Do I want AI to help make my images less noisy without turning to mush? Yes, but do I think it's cool that images I take will get cut up, sliced apart and put back together in some strange lego with a few taps on a keyboard? Absolutely not (Fun fact it happed to one of my images a a couple years ago.) It wasn't a huge change to the image but it very much was something that confused me because I recognised so much of the image just not the additions.

Creativity also seems to be a big thing we talk about as something AI is coming for and it feels like it's the thing I want to do myself while the robot handles all my spreadsheets. I think it't been the big push for places because creativity is viewed as a commodity by a lot of people.

So have I fit AI into a slot of my creative pie to help out? Short answer is yes, long answer? Yes but I am tinkering a lot with the process and trying setups and experimenting and I think it's getting there but there is a lot more of my software job that comes into play when I am trying to tinker with a setup. Here is my top level view of how I like to use it. It's a brainstorming collaborator, I will bounce ideas, flesh out a thought into a paragraph of what a new article could be. An assistant to work on technical things letting me sit in the creative side.

Some good examples of this was getting it to look through my retrospectives for things I have touched on or may have brought up a similar thought that could be further pulled on as an idea for future articles (we found 4). Also while I have been working on my first digital product The Scroll Stopping Photo Guide I have been using it to speed run the build of the website to get it up and launched. I literally was running it while writing content for the articles of the guide, it also leaves me with more time to tweak animations just for humans.

That's not to say these examples are one message and it runs off and builds it. I think the conversation to finalise what build tools and tech stack I wanted for the website took ages. But when you have a tool that can make fixing or changing things super easy, that is where the good use comes in. I got it to tweak some colours based on accessibility contrast ratio so I am confident people can read the site. Building out and fine tuning pieces that contribute to SEO, search ability and all the other things that can be done if you know what you're doing but if you don't then you're in for a bad time...

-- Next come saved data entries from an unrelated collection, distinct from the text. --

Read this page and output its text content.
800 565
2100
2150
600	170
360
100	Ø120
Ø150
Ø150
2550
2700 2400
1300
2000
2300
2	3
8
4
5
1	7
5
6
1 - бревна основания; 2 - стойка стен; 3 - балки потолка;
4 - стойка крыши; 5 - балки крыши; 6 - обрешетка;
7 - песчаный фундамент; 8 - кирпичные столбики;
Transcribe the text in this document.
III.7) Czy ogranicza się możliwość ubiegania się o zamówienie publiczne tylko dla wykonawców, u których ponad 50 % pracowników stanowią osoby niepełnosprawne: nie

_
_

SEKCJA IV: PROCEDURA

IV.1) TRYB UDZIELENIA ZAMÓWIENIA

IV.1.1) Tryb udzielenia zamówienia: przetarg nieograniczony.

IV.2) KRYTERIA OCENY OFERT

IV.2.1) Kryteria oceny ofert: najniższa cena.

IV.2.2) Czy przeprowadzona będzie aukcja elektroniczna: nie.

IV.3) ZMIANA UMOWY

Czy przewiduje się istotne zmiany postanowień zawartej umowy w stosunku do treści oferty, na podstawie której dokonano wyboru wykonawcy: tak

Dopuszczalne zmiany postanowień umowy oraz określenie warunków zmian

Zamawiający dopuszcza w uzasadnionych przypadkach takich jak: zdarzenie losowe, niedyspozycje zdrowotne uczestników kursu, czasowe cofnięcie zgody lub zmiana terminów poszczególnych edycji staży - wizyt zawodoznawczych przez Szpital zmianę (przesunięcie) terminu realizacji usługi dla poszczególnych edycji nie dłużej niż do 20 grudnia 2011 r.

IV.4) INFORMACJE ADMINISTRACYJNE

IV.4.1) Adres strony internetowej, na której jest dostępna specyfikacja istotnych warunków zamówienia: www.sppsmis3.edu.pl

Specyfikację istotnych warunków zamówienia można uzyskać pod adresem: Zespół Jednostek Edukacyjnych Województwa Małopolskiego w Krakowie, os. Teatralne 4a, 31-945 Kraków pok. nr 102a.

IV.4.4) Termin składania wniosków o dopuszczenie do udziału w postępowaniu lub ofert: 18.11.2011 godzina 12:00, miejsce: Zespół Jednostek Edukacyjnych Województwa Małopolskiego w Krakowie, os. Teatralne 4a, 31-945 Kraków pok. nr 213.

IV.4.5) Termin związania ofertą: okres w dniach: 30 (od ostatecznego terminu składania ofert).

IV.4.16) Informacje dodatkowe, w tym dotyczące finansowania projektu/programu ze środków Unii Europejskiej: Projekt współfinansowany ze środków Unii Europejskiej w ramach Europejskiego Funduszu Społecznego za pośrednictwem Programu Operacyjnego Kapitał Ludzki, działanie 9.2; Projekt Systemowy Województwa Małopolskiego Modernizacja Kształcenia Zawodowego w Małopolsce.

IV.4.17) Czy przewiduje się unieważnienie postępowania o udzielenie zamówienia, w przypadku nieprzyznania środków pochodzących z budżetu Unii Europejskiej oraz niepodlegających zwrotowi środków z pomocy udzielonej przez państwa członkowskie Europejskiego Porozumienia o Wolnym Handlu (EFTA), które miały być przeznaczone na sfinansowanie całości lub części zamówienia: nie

So from this long winded back and forth that you've gone through where do we conclude this thought? Well, yeah it's alright. You can use it for a few good things, plenty of sketchy things, it's making a lot of things really chaotic and has a lot of problems it seems to be running ahead of from a legal and sometimes moral standpoint. But all in all I don't think it's going anywhere, It's the argument that if you made something on a computer you weren't a real artist, it's just a tool. Take what you need from it and leave the rest. I wrote a piece about the difference between skill and taste which I feel like is where this piece has come from as I have been pulling this thread a lot of late.